Tag Archives: submissions

Goals

I’m at a point in my writing where I think I need to establish a more specific set of goals. I feel like I’ve stagnated a bit where I am, so it’s time to raise the bar a little. In no particular order:

  1. Submit one short story a month. The only way to get published is to send those stories out. I’m somewhat limited due to budget contraints, since ideally I should purchase at least one copy from each magazine I’m interested in, but I’ll deal with that obstacle as I can. For now, I simply need to write something and send it out to the one of the magazines that I _am_ familiar with right now.
  2. POV. While I can paint very vivid scenes, my point-of-view writing continues to suffer. I’ve always had a hard time getting inside the heads of my own characters and bringing them to life. It’s time to write less narrative and focus more on developing the human side of each story. It might mean less robust scenery for a while until I start to get a grip on POV, but the end result should be worth it.
  3. Tying up the loose ends. This may be more of a problem with flash fiction, where there simply isn’t enough time or room for full development, but I need to work on tying up the loose ends in my stories.
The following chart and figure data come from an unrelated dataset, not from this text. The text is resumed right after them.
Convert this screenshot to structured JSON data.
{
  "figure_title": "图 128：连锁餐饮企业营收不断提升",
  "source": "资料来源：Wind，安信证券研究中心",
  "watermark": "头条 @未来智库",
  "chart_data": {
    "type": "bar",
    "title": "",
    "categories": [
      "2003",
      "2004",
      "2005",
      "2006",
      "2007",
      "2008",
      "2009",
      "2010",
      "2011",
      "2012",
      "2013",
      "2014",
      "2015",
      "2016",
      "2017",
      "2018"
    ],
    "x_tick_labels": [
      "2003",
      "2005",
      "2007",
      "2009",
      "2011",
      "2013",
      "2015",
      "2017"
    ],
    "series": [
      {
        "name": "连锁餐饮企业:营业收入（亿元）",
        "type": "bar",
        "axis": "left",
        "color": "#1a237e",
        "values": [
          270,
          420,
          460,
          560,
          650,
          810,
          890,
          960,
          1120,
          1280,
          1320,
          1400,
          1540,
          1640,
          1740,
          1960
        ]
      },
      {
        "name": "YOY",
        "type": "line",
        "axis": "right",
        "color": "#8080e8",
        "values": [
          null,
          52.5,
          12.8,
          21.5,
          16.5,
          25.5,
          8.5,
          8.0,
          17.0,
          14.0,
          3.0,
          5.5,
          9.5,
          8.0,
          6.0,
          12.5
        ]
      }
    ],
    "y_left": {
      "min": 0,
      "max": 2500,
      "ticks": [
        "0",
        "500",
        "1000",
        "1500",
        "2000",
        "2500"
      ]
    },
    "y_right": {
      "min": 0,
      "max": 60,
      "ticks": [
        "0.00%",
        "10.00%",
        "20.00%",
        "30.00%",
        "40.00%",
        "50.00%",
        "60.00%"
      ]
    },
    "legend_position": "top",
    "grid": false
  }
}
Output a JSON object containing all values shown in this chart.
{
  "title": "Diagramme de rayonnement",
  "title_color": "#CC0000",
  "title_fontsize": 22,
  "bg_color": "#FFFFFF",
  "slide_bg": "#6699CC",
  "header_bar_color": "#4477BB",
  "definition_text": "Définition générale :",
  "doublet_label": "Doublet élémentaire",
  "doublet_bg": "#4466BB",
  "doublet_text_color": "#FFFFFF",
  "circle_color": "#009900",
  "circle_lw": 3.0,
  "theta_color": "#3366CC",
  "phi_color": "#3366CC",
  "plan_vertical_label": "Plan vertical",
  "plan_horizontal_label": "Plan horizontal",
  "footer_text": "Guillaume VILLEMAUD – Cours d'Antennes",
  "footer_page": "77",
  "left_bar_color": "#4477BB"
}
If I name an attribute of a character, group, or location, I need to be prepared to provide some sort of explanation for that attribute’s existence and relevance to the story. As much as _I_ may enjoy a few loose ends, I’m finding that a lot of readers don’t.
  4. Critique. I need to work on my critique, both of my own works and of the works of others. This will likely develop as my own writing skill grows, as I begin to understand all the elements that go into a full, robust story. I still tend to focus too much on the mechanics and not enough on the artistry itself, so it’s time to start paying more attention to the gestalt view of the story.

Those are my primary focus points for now, all of which have come to my attention as a result of this my first flash challenge at Liberty Hall.

Nerve-wracking

It’s kind of weird – I thought I was immune. I’ve heard about other writers who, when they complete a story, discover they have trouble submitting it anywhere. The fear of rejection makes them nervous, thus making it difficult to send the story out in the first place. Some writers, I’m told, never get past that obstacle. I always scoffed, thinking to myself that if you never take the risk and submit the story, you’ll never really get started. I figured that I would probably never have trouble submitting stories of my own, once the time came.

I’m discovering, though, that the fear is, indeed, there. Granted, I’ve already submitted my first story and been rejected. Of course, this doesn’t really make it any easier to submit again, despite the fact that I knew it would have to be extraordinarily stellar writing in order for my first work to get accepted anywhere. Now, I have these visions in my head of the editors laughing as they read my story, mocking it and making fun of it, shaking their heads with tears of laughter streaming down their faces as they wonder why any writer as pathetically bad as me would ever imagine I might be able to get published. I picture them sending that rejection letter back to me with glee as they pronounce my story doomed, having fed it to some firy hellbeast, such being the horror of the work I produced.

Then again, I’ve always had an active imagination – both my greatest ally and my greatest adversary. The very thing that provides me my story ideas is the thing that makes it so easy for me to visualize my failure.

I’m actually very eager to submit another story somewhere, but I’m also nervous about the proposal of doing so. Story #2 is in its first draft form, and I still face the daunting task of figuring out where I should send it, once the final draft is complete. I’d love to submit it to the same place that Story #1 went – it’s a fantastic magazine – but fear says that the editors will see my name on it and trash it out of hand, without ever reading it, because they might remember how bad the first was. In actuality, they will probably be lucky to remember my name, given the number of stories in the slush pile they must read each month. Still, the prospect of submitting is a bit frightful, and there are lots of places out there that might be willing to give a new writer a fair chance. Guess I’ll just have to try a few out.

As Expected

I just received notice this morning that my first short story submission has been rejected. I’m not disappointed at all. I fully expected it. I think I might actually have been embarrassed if it had gotten accepted. I think it will need some revisions before it will be ready for a resubmission.

I’ve got one in the hopper, probably very close to being ready to submit. I just need to find a good home for it.

Time to turn out some more stories, I think.